Now, with a year of experience behind us and widespread vaccinations underway, some lawmakers are looking to scale back Baker’s executive authority through legislation to limit a governor’s power during a prolonged state of emergency. Clearly no one expected this pandemic to grip the state for as long as it has, and few could have predicted a governor would use this authority for as long as Baker has. In any case, it’s past time to curb the power given to the governor.

State Sen. Diana DiZoglio, D-Methuen, is one lawmaker behind bills filed to limit the governor’s reach. She said recently she believes the Legislature needs to exercise oversight or review of executive orders in a reasonable period of time.

“This is not a dictatorship,” DiZoglio told State House News Service. “The governor has taken a top-down, authoritative approach to the COVID-19 response and as a result many residents have not been heard. It’s too much for any one person and one administration to handle when dealing with emergencies of this scale and length.”

DiZoglio is proposing a 60-day limit on the governor’s emergency orders, requiring him to go before the House and Senate for extensions. The Civil Defense Act doesn’t require any such review or impose a time limit.

On the House side, Rep. Nick Boldyga, R-Southwick, filed a bill similar to what DiZoglio proposes that would impose a 30-day sunset on emergency orders and mandates. Boldyga’s bill would give state courts jurisdiction to hear cases challenging state and local emergency orders.

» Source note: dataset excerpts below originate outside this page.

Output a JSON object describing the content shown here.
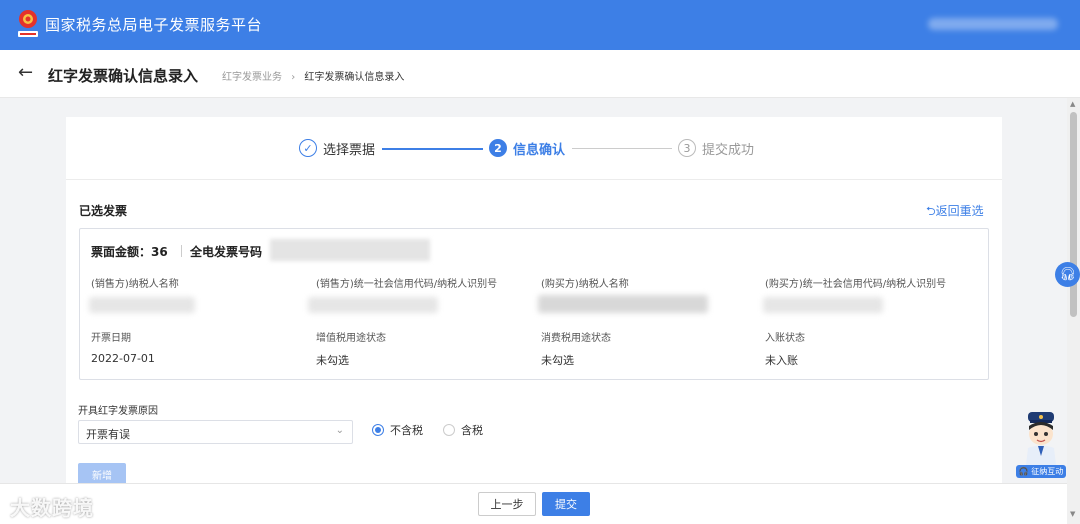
{
  "app": {
    "title": "国家税务总局电子发票服务平台"
  },
  "header": {
    "page_title": "红字发票确认信息录入",
    "breadcrumb": [
      {
        "label": "红字发票业务"
      },
      {
        "label": "红字发票确认信息录入"
      }
    ]
  },
  "steps": [
    {
      "index": "✓",
      "label": "选择票据",
      "status": "done"
    },
    {
      "index": "2",
      "label": "信息确认",
      "status": "active"
    },
    {
      "index": "3",
      "label": "提交成功",
      "status": "pending"
    }
  ],
  "selected": {
    "section_title": "已选发票",
    "reselect_label": "⮌返回重选",
    "amount_label": "票面金额：36",
    "invoice_no_label": "全电发票号码",
    "fields": {
      "seller_name": {
        "label": "(销售方)纳税人名称"
      },
      "seller_id": {
        "label": "(销售方)统一社会信用代码/纳税人识别号"
      },
      "buyer_name": {
        "label": "(购买方)纳税人名称"
      },
      "buyer_id": {
        "label": "(购买方)统一社会信用代码/纳税人识别号"
      },
      "date": {
        "label": "开票日期",
        "value": "2022-07-01"
      },
      "vat_use": {
        "label": "增值税用途状态",
        "value": "未勾选"
      },
      "consumption_use": {
        "label": "消费税用途状态",
        "value": "未勾选"
      },
      "entry": {
        "label": "入账状态",
        "value": "未入账"
      }
    }
  },
  "form": {
    "reason_label": "开具红字发票原因",
    "reason_value": "开票有误",
    "tax_options": [
      {
        "label": "不含税",
        "selected": true
      },
      {
        "label": "含税",
        "selected": false
      }
    ],
    "add_label": "新增"
  },
  "footer": {
    "prev_label": "上一步",
    "submit_label": "提交",
    "watermark": "大数跨境"
  },
  "widgets": {
    "support_icon": "headset-icon",
    "assistant_label": "🎧 征纳互动"
  },
  "colors": {
    "primary": "#3d7fe6",
    "disabled": "#a6c4f4"
  }
}
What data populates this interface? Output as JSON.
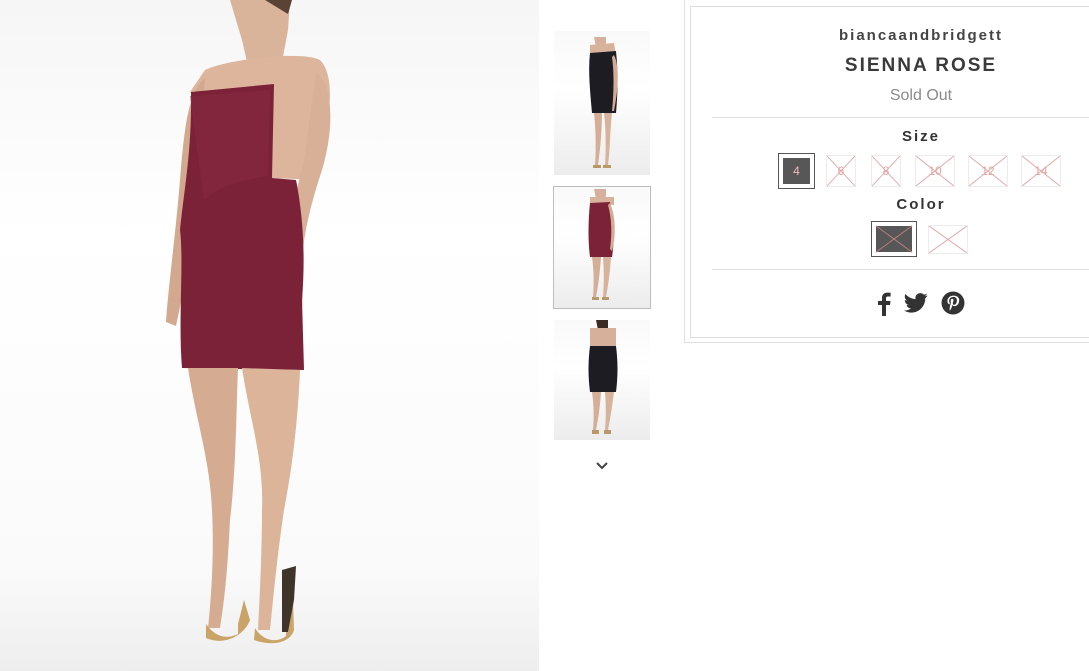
{
  "product": {
    "brand": "biancaandbridgett",
    "name": "SIENNA ROSE",
    "status": "Sold Out"
  },
  "options": {
    "size_label": "Size",
    "sizes": [
      "4",
      "6",
      "8",
      "10",
      "12",
      "14"
    ],
    "selected_size": "4",
    "color_label": "Color",
    "colors": [
      {
        "swatch": "#575757",
        "selected": true
      },
      {
        "swatch": "#ffffff",
        "selected": false
      }
    ]
  },
  "gallery": {
    "main_dress_color": "#7c2238",
    "thumbnails": [
      "black dress front",
      "burgundy dress side",
      "black dress back"
    ],
    "next_icon": "chevron-down-icon"
  },
  "share": {
    "icons": [
      "facebook-icon",
      "twitter-icon",
      "pinterest-icon"
    ]
  },
  "colors": {
    "unavailable_cross": "#e3a7a7",
    "text_dark": "#3a3a3a",
    "text_muted": "#8a8a8a",
    "border": "#dcdcdc"
  }
}
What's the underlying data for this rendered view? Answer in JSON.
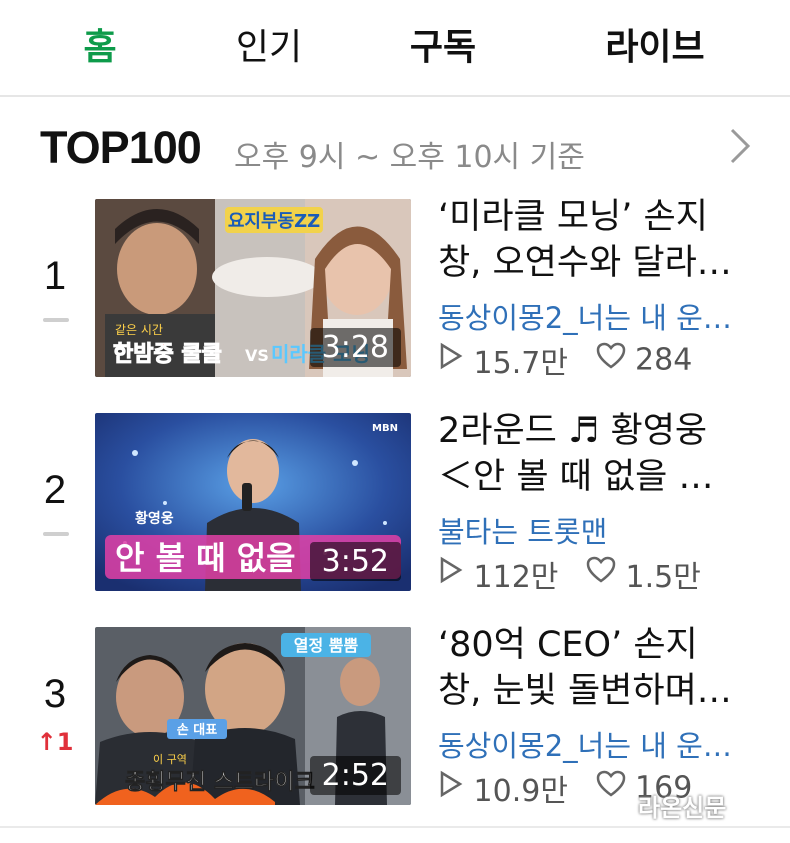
{
  "tabs": [
    {
      "label": "홈",
      "active": true
    },
    {
      "label": "인기",
      "active": false
    },
    {
      "label": "구독",
      "active": false
    },
    {
      "label": "라이브",
      "active": false
    }
  ],
  "section": {
    "title": "TOP100",
    "subtitle": "오후 9시 ~ 오후 10시 기준",
    "more_icon": "chevron-right-icon"
  },
  "items": [
    {
      "rank": "1",
      "rank_change": "",
      "title_line1": "‘미라클 모닝’ 손지",
      "title_line2": "창, 오연수와 달라…",
      "channel": "동상이몽2_너는 내 운…",
      "views": "15.7만",
      "likes": "284",
      "duration": "3:28",
      "thumb_texts": [
        "요지부동ZZ",
        "같은 시간",
        "한밤중 쿨쿨",
        "VS",
        "미라클 모닝"
      ]
    },
    {
      "rank": "2",
      "rank_change": "",
      "title_line1": "2라운드 ♬ 황영웅",
      "title_line2": "＜안 볼 때 없을 …",
      "channel": "불타는 트롯맨",
      "views": "112만",
      "likes": "1.5만",
      "duration": "3:52",
      "thumb_texts": [
        "MBN",
        "황영웅",
        "안 볼 때 없을"
      ]
    },
    {
      "rank": "3",
      "rank_change": "↑1",
      "title_line1": "‘80억 CEO’ 손지",
      "title_line2": "창, 눈빛 돌변하며…",
      "channel": "동상이몽2_너는 내 운…",
      "views": "10.9만",
      "likes": "169",
      "duration": "2:52",
      "thumb_texts": [
        "열정 뿜뿜",
        "손 대표",
        "이 구역",
        "종횡무진 스트라이크"
      ]
    }
  ],
  "watermark": "라온신문",
  "colors": {
    "active_tab": "#0d9b4a",
    "channel": "#2f70b8",
    "rank_up": "#e0303a",
    "subtitle": "#8a8a8a"
  }
}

His bill wouldn’t strip Baker of his powers, Boldyga told the News Service. “But we have had no input on these executive orders … and it’s time to restore those checks and balances in government.”

DiZoglio echoed the concern that the legislative branch wasn’t empowered to rein in the power of the governor.

“Our jobs should not be to simply write letters to the governor hoping that he’ll take action,” she said.

The question of limiting a governor’s power during a state of emergency isn’t unique to Massachusetts. Dozens of state legislatures have filed more than 200 bills and resolutions to scale back, restrict or provide more oversight over their governors’ power during the pandemic.

Here in the Bay State, it’s past time for the Legislature to act in this pandemic and that means curtailing the governor’s emergency power before they’re needed again.